I slipped inside by assuring the doorman—whom I recognized as an elderly fellow called Barker—that I’d been sent by the Tribune to take photographs of the event. I had my camera with me, and I showed my press pass, which didn’t mean much but seemed to satisfy the servant. I felt a thief simply walking over the plush carpeting. It was blue and red, a grand Chinese tapestry, and the floors of the entranceway were polished slabs of black and white marble. Another servant of some sort, one who must have been hired for the evening, for I failed to recognize him, led me past a telephone room fashioned of golden oak into the great hall, where there was a hanging Tiffany lamp of enormous proportions that cast a warm glow. The woodwork gleamed, and there were angels carved into the wooden cornices. The family was gathered here, including the father, my own father’s old employer. The senior Mr. Block seemed to have some illness, as he was unable to leave his chair. I took my time in setting up my camera. I was not the only photographer. The family had hired a society fellow I knew, Jack Hailey, who had access to Manhattan’s elite, and acted as if he wasn’t a lowly newsman. He was annoyed by my presence and told me in no uncertain terms he planned to sell photographs to the papers so I shouldn’t bother trying to sell mine.

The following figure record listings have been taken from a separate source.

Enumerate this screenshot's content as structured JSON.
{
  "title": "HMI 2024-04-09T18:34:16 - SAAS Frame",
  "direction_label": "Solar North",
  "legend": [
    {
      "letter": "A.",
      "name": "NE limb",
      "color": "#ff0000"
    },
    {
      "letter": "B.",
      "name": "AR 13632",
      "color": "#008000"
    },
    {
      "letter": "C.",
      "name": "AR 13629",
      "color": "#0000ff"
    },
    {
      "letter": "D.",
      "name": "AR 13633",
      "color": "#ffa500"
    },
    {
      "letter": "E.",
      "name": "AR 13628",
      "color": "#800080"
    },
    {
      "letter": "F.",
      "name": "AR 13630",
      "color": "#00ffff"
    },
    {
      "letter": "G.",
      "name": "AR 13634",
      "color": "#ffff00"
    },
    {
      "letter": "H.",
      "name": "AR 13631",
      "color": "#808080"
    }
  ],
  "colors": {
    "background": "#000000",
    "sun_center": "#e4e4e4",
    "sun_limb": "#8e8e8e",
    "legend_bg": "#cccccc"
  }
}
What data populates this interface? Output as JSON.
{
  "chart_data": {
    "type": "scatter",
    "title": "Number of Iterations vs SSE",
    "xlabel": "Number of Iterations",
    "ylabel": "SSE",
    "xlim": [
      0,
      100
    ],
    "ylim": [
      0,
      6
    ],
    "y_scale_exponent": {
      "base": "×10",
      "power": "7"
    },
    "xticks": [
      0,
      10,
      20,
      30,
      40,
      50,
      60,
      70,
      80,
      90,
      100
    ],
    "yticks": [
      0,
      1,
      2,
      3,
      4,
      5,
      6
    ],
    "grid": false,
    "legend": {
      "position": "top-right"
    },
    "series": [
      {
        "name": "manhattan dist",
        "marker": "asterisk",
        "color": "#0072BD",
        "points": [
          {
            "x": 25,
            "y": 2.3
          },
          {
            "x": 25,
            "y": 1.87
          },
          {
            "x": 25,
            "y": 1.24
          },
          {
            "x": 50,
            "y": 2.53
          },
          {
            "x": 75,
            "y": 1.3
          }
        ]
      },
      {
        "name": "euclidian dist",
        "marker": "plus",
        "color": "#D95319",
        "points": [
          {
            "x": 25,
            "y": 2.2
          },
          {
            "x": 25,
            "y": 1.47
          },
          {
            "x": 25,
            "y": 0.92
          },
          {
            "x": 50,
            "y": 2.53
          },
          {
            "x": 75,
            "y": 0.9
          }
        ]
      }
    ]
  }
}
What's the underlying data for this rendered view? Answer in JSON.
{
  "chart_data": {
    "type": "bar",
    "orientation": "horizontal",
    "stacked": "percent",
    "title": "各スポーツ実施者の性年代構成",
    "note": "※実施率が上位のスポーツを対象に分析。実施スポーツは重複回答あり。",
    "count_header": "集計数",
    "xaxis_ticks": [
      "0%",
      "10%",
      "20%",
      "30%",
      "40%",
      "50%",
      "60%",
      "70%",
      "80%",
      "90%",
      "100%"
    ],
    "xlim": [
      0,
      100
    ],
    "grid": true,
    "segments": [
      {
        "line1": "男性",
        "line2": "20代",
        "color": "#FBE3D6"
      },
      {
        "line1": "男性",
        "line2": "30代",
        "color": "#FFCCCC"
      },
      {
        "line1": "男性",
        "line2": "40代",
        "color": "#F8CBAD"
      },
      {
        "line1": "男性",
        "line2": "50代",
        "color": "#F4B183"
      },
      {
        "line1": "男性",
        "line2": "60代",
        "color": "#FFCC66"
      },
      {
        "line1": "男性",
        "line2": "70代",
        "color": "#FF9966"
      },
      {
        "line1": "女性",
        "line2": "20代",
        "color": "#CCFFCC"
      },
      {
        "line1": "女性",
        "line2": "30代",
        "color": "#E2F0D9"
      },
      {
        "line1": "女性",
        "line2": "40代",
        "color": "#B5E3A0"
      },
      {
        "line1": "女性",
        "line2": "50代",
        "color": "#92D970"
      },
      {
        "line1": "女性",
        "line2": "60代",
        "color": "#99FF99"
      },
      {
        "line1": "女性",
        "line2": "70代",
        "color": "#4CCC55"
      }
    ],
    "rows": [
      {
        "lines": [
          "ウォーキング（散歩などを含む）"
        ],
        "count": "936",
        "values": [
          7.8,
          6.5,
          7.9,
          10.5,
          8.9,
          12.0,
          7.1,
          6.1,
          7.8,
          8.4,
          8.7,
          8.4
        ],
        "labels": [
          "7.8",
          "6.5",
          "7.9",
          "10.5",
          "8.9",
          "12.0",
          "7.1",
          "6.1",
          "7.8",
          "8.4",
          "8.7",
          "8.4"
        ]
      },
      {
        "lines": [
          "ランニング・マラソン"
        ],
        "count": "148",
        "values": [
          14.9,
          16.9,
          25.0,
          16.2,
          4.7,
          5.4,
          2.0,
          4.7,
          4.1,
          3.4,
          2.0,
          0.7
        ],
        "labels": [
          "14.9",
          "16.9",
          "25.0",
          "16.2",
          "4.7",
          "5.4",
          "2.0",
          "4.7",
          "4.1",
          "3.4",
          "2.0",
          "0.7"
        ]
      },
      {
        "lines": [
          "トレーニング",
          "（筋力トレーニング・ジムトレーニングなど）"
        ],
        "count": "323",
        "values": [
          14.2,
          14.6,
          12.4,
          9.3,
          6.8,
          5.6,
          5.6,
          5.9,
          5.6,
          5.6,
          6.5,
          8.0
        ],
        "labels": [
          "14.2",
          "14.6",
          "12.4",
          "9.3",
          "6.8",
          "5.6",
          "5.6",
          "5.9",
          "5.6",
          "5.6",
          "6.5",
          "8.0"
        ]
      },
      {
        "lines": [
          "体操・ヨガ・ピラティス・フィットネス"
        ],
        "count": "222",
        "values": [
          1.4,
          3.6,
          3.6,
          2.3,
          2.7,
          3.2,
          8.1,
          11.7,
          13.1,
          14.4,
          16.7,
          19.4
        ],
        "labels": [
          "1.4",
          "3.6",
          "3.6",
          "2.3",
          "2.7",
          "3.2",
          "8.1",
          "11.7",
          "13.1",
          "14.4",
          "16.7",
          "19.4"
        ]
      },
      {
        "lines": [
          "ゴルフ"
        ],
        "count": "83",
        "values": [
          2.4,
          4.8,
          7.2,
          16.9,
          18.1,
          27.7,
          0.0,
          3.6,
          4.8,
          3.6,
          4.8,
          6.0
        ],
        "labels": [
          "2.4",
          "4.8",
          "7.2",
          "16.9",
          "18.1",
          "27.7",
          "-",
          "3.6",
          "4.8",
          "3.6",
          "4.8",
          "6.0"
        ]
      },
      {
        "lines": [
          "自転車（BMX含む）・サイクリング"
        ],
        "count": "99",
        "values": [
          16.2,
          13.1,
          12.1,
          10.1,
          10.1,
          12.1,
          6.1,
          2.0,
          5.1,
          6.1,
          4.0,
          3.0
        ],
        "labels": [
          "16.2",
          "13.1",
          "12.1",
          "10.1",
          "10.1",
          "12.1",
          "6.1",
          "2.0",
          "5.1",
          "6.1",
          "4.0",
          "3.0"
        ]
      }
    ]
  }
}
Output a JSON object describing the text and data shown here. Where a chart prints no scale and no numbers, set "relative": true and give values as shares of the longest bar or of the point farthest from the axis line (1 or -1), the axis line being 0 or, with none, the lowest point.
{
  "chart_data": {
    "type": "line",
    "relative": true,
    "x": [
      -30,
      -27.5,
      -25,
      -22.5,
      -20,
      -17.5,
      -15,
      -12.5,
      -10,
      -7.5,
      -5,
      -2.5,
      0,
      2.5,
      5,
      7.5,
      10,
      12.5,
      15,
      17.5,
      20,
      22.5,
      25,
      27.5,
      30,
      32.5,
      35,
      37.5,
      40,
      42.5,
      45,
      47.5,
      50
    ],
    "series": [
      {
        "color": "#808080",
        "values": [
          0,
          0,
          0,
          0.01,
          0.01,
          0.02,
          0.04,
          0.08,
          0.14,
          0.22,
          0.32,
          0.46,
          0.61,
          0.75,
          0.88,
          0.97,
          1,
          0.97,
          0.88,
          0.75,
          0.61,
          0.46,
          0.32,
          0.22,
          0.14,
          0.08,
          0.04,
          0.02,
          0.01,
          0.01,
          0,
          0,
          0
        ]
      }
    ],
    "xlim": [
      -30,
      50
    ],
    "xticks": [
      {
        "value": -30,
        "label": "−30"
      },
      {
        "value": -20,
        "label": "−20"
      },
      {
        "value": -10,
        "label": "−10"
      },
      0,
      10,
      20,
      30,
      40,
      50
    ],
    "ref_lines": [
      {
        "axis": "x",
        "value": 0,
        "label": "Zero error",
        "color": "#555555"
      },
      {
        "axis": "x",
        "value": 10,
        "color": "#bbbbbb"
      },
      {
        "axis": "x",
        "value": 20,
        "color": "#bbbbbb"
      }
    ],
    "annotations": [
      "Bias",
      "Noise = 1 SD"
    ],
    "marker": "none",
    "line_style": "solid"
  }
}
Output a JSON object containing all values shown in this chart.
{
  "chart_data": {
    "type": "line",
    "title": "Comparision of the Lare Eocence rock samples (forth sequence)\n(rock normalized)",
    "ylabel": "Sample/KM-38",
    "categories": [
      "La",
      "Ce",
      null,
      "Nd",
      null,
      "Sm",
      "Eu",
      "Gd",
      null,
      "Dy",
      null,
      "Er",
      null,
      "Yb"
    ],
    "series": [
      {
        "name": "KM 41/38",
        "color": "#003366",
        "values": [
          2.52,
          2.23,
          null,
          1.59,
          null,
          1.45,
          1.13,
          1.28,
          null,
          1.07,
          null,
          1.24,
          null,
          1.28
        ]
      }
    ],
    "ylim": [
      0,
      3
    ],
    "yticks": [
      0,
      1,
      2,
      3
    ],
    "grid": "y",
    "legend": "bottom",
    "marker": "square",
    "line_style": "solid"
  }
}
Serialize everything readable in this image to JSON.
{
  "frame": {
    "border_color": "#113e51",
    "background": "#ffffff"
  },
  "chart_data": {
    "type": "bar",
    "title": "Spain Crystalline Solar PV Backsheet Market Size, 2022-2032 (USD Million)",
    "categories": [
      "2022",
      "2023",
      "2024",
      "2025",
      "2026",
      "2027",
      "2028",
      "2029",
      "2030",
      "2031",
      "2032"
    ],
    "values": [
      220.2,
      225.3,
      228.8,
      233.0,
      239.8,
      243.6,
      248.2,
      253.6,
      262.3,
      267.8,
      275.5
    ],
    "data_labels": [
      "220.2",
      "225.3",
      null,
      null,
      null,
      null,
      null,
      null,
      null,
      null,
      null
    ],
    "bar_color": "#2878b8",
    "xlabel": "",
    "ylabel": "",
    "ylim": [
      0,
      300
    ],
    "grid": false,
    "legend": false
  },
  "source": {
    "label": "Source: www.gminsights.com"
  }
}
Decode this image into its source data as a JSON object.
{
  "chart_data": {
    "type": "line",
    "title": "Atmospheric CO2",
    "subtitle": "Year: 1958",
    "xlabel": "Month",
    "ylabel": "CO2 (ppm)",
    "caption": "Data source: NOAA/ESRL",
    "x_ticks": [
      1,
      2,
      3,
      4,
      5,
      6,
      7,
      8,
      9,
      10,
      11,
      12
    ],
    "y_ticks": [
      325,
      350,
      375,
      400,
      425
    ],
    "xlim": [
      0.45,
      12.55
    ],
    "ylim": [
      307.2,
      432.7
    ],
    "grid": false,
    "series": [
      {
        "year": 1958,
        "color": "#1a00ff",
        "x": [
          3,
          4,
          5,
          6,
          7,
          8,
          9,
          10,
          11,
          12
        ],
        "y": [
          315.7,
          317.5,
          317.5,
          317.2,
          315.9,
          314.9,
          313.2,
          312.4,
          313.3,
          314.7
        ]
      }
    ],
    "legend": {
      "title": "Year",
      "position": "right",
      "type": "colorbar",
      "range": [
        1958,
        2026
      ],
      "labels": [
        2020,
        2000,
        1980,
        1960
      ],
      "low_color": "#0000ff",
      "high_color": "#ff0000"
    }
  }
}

“Fuck you, Hailey,” I said. “Kiss their asses if you want. I’ll do as I please.”

The young woman who was Harry’s sister happened to overhear. She was tall and refined with a solemn demeanor. She gazed at me, concerned, then turned to whisper something in her brother’s ear. He patted her arm in a comforting but somewhat condescending manner. Harry’s sister had turned out to be attractive though she hadn’t been a pretty girl. When she wasn’t surrounded by her silly friends, her expression was thoughtful, her eyes bright with intelligence. I’d seen her turn down glasses of champagne, and I noticed she kept to herself. Her personality seemed rather serious, and I imagined that she would have chosen to walk away from the festivities and have a moment to herself, preferring to sit on a park bench under an elm tree, for instance, watching the dark filter through the branches like any common woman. But she wore so many diamonds she would have been robbed in an instant.